Legion of Super-Heroes 3 – Kitson’s artwork was a little stiff (even for him), but storywise, I really like where this is going so far, Element Lad’s awkward date conversation made me laugh out loud (“I enjoy being naked.”), and this issue actually made me give a damn about Triplicate Girl, which isn’t something I ever thought I’d be able to say, so that’s three more in the Plus column for Waid right there. This book will make my FF withdrawal much easier to take, methinks.

3 Things I Learned From Essential X-Men Vol. 3

  1. If, for some reason, you happen to forget that the X-Men’s plane is a modified SR-71 Blackbird, don’t worry; Claremont will find some way to slip that fact into the narration next issue, whether it's important to the story or not.

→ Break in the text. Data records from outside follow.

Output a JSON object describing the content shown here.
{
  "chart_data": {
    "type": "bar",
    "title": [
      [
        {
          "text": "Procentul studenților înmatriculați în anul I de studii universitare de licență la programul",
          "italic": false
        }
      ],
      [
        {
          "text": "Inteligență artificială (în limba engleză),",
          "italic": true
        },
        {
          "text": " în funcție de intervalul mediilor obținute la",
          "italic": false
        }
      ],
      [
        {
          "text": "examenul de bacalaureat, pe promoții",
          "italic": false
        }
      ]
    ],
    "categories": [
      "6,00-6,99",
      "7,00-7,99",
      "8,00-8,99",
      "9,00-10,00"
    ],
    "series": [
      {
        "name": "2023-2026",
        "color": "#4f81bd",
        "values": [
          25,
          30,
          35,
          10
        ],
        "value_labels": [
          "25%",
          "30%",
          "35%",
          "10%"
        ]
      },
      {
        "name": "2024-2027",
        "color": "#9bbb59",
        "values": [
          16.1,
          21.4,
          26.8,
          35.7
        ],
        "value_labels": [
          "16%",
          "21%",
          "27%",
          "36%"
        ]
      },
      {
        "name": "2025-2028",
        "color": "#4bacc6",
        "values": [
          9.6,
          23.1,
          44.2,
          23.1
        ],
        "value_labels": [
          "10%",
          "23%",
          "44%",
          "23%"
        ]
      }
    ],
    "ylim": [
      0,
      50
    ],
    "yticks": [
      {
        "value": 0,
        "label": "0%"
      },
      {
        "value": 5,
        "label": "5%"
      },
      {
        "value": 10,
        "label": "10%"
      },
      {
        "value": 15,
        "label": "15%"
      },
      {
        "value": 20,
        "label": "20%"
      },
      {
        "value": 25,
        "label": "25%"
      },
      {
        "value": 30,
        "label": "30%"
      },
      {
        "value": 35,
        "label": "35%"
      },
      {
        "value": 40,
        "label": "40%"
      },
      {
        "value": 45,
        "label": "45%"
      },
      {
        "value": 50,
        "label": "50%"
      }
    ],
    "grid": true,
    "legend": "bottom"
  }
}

  2. The infamous inaccessibility of X-Men continuity is, at least as far as the early 80s are concerned, a total myth. Previously events are referenced often (sometimes a little too often), not only via the much-missed editorial footnotes of Marvel Gone By, but often within the stories themselves (it also didn’t hurt that there was only the one X-book back then). New readers could pick up almost any issue and be brought up to speed pretty quickly. Claremont was (and is) verbose, but there was a practical upshot to it once upon a time.
  3. If you’re a villain in the Marvel Universe, it must be required by law that you have the hots for Storm. Magneto, Sebastian Shaw, Dr. Doom, Arkon and Dracula all express attraction for her, and more often than not make overt passes. And wasn’t the Doom appearance retconned to be a Doombot? That makes everything even weirder still, as Ororo apparently has mojo enough to turn on inanimate objects (betcha her toaster NEVER burns her bagels in the morning). So let’s see: megalomaniacal world conquerors in outlandish costumes with a fixation on a white-haired, blue-eyed, scantily clad African woman with mutant weather powers. Sounds like a fetish to me.